Die Behauptung, dass für Landungen zwischen 23 und 6 Uhr keine Gebühren entrichtet werden müssen, sei irreführend, so Bausch. Aufgrund einer europäischen Richtlinie sei das Gebührenreglement geändert worden. Mittlerweile gelte das Verursacherprinzip: Bei Flugzeugen, die mehr Lärm machen, würden höhere Gebühren anstehen. 

Unter Federführung des Umweltministeriums wird derzeit ein Aktionsplan zur Lärmbekämpfung ausgearbeitet. Angesichts der strengen europäischen Vorschriften wird genau definiert, wie verhindert werden kann, dass die festgelegte Grenze des Lärmpegels überschritten wird. Der Aktionsplan, der u. a. Zuschüsse beim Einrichten einer dreifachen Verglasung vorsieht, soll noch in diesem Jahr fertiggestellt werden.

"Wir haben nichts zu verbergen"

Die Interessenvereine beschwerten sich am Dienstag darüber, dass ihnen eine Einsicht in die Resultate der Messstationen auf Findel verwehrt bleibe. "Es gibt kein Geheimnis! Wir haben nichts zu verbergen", kontert Bausch. Sämtliche Daten stünden zur Verfügung. Um einen Interessenkonflikt zu vermeiden, habe er die Leitung des Begleitausschusses des Flughafens in die Hände des Umweltministeriums gelegt. Außerdem hätten nun alle betroffenen Interessenverbände ein Recht darauf, in diesem Gremium vertreten zu sein. 

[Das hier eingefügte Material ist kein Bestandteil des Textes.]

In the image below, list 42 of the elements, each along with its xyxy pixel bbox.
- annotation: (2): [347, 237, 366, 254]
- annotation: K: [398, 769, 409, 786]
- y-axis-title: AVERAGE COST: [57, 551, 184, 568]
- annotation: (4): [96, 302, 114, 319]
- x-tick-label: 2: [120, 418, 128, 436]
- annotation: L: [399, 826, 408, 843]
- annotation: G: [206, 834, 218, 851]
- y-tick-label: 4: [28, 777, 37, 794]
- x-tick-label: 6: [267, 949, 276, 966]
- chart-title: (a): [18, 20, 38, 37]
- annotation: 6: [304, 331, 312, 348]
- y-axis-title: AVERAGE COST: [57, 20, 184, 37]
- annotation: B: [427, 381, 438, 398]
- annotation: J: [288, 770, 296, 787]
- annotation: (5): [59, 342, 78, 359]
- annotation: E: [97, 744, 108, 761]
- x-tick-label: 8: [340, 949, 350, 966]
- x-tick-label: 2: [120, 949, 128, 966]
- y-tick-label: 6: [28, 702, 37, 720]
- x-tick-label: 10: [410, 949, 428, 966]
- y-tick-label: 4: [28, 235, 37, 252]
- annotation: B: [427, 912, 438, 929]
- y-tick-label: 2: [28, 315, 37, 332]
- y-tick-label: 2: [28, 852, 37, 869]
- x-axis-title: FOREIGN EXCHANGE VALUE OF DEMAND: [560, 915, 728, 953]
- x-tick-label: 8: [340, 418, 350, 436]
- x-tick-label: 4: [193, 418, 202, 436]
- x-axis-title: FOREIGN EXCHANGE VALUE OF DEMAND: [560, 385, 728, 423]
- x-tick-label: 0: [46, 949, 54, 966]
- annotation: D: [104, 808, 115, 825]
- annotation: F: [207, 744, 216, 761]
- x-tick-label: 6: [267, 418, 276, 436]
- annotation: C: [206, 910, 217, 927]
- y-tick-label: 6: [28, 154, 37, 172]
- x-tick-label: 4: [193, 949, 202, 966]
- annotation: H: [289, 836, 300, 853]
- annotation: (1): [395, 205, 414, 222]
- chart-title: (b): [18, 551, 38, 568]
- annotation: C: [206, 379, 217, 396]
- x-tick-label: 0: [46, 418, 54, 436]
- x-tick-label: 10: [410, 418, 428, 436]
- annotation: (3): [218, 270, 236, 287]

Wegen der stückweisen Erneuerung der Startbahn auf Findel, steht eine monatelange nächtliche Sperrung bevor. Eine Alternative gebe es nicht, da sonst eine Schließung des Flughafens drohe, sagt François Bausch. Der entsprechende Gesetzentwurf soll im September eingereicht werden.

Finanzielle Entschädigung für die Cargolux?

Zurzeit berate man darüber, wie die bevorstehenden Einbussen für die Cargolux abgefedert werden können. Ob eine finanzielle Entschädigung für die Cargolux überhaupt juristisch möglich ist - so wie sie vom CEO Dirk Reich angedacht wurde, sei fraglich, so Bausch. Die Frachtflüge, die nachts gestrichen werden, könnten problemlos tagsüber nachgeholt werden, da noch zahlreiche "Slots" frei wären. Weitaus schwieriger und kostspieliger wird es jedoch, wenn die Maschinen Verspätung haben und auf andere Flughäfen ausweichen müssen.